(...) Les relations franco-algériennes sont en crise depuis 2020 lorsque la France, comme les Etats-Unis à la même époque, s’alignait sur l’affirmation par le Maroc de sa souveraineté sur le Sahara occidental. L’un des éléments expliquant cette reconnaissance était le rôle joué par le Maroc dans la normalisation des relations avec Israël à l’échelle de l’Union africaine (où Israël avait brièvement obtenu un fauteuil d’observateur, combattu ensuite par l’Afrique du Sud et Algérie avec succès)1 et à l’échelle du monde arabe où le Maroc a rejoint les accords d’Abraham de 20202. D’autres facteurs de politique française contribuent sans doute à cette reconnaissance, mais depuis cette date, le modèle prééxistant des relations bilatérales ne semble plus opérant, avec des tensions plus violentes et des réactions plus imprévisibles des deux parties. Côté français, la virulence des propos et des postures va-t-en-guerre ne sont pas en phase avec l’évolution récente de la société française ; mais en retour, leur effet sur les habitants de ce pays peut être dévastateur.
Les textes de cette série l’ont montré : tout un travail se fait lentement et patiemment dans la société française et l’arrivée de générations nouvelles contribue à une articulation plus sereine des parcours individuels et collectifs, jusqu’à ce que de nouvelles déclarations tonitruantes ne viennent tout emporter. (...)

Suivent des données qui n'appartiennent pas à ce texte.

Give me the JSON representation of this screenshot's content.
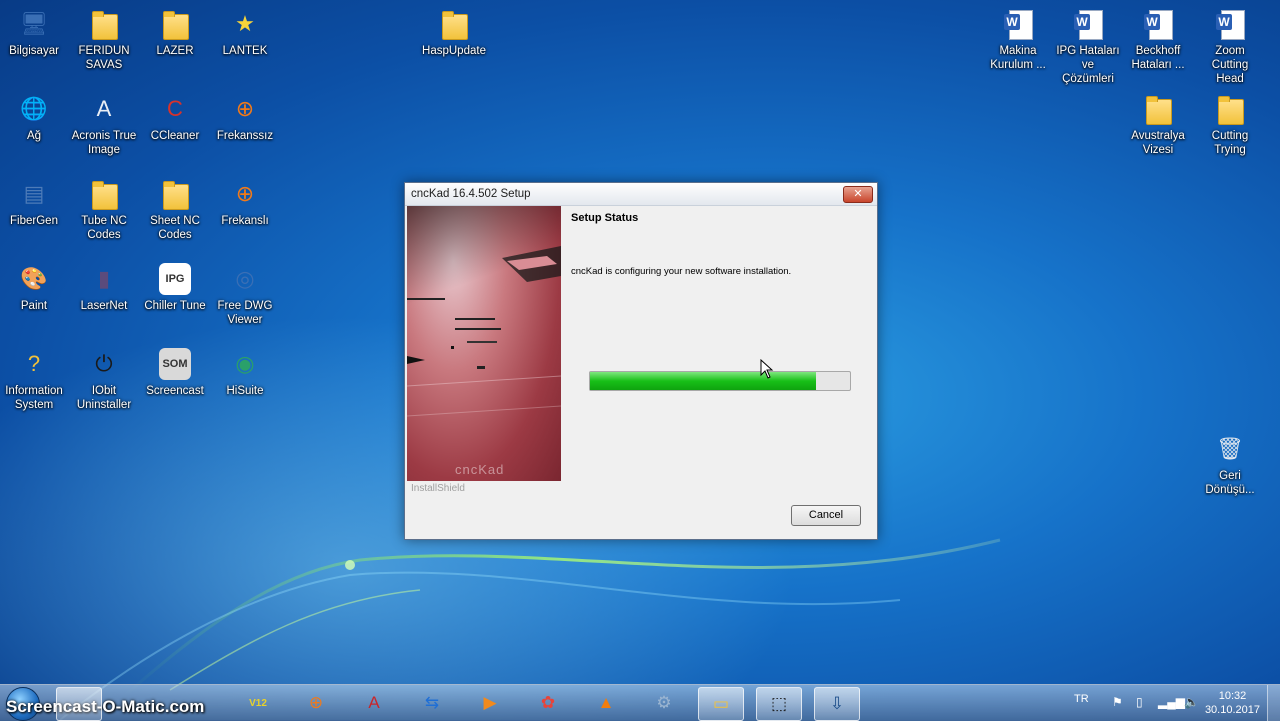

(...) Dans les salles de classes, les enfants n’ont pas de mal à comprendre à la fois la souffrance que les pieds-noirs ont pu ressentir lorsque leur monde de l’Algérie française a pris fin, et que la fin d’une colonisation longue, violente et profonde ait été vécue par le peuple algérien comme la libération d’une longue oppression. Ils saisissent aussi que partout dans le monde, et particulièrement en Afrique, en Asie et en Amérique latine, cette victoire a provoqué une profonde joie partagée ; qu’elle a aussi été ressentie au cœur même des anciennes puissances coloniales par ceux et celles qui pensaient qu’il fallait en finir avec la colonisation. Les Retailleau qui nous gouvernent et ceux, plus à droite encore, qui aspirent à le faire, sont donc à contretemps de leur propre société lorsqu’ils s’engagent dans une revanche vieille de six décennies contre les décolonisations et les indépendances. Mais ce faisant, ils nourrissent et font grandir ce qui reste dans la société de la violence et du racisme qui avaient été nécessaires pour maintenir l’empire ; la violence et le racisme leur sont aujourd’hui nécessaires pour se maintenir. Leur violence et leur racisme nous tuent.
Rappelons ce qu’a représenté l’Algérie aux temps de l’Empire : d’une part une colonisation plus longue que les autres colonisations des 19e et des 20e siècles ; de l’autre une colonisation de peuplement dont la population européenne représentait, au moment de l’indépendance, 10% du total. Ces deux caractéristiques semblaient la rendre éternelle. Rappelons aussi que l’aspiration génocidaire à se débarrasser de la population autochtone est une constante des situations de colonisation de peuplement, puisque les colons veulent accaparer leurs terres et prendre leur place dans le pays. Elle trouve toujours des façons de se réaliser par la réduction de la population colonisée (concentration dans des camps ou limitation à un statut juridique aux droits diminués), par le déplacement forcé et par le massacre ; souvent par tout cela à la fois. La résistance face à la dépossession de la terre, de l’identité et de la mémoire de soi comme peuple aussi en est une constante, qui se manifeste dans des formes très variées, parfois les plus désespérées ou les plus violentes. L’indépendance de l’Algérie fut pleinement une décolonisation, qui supprima les statuts juridiques inégaux et conduit à une redistribution de la terre. Elle ouvrait donc des espoirs pour les autres peuples colonisés (...)
Pour Algériens et Palestiniens, depuis 1962, la lecture en miroir de leurs deux situations coloniales fait souvent décrire « la Palestine comme le passé de l’Algérie et l’Algérie comme l’avenir de la Palestine ».
Et on comprend mieux pourquoi cette indépendance, décidément, ne passe pas.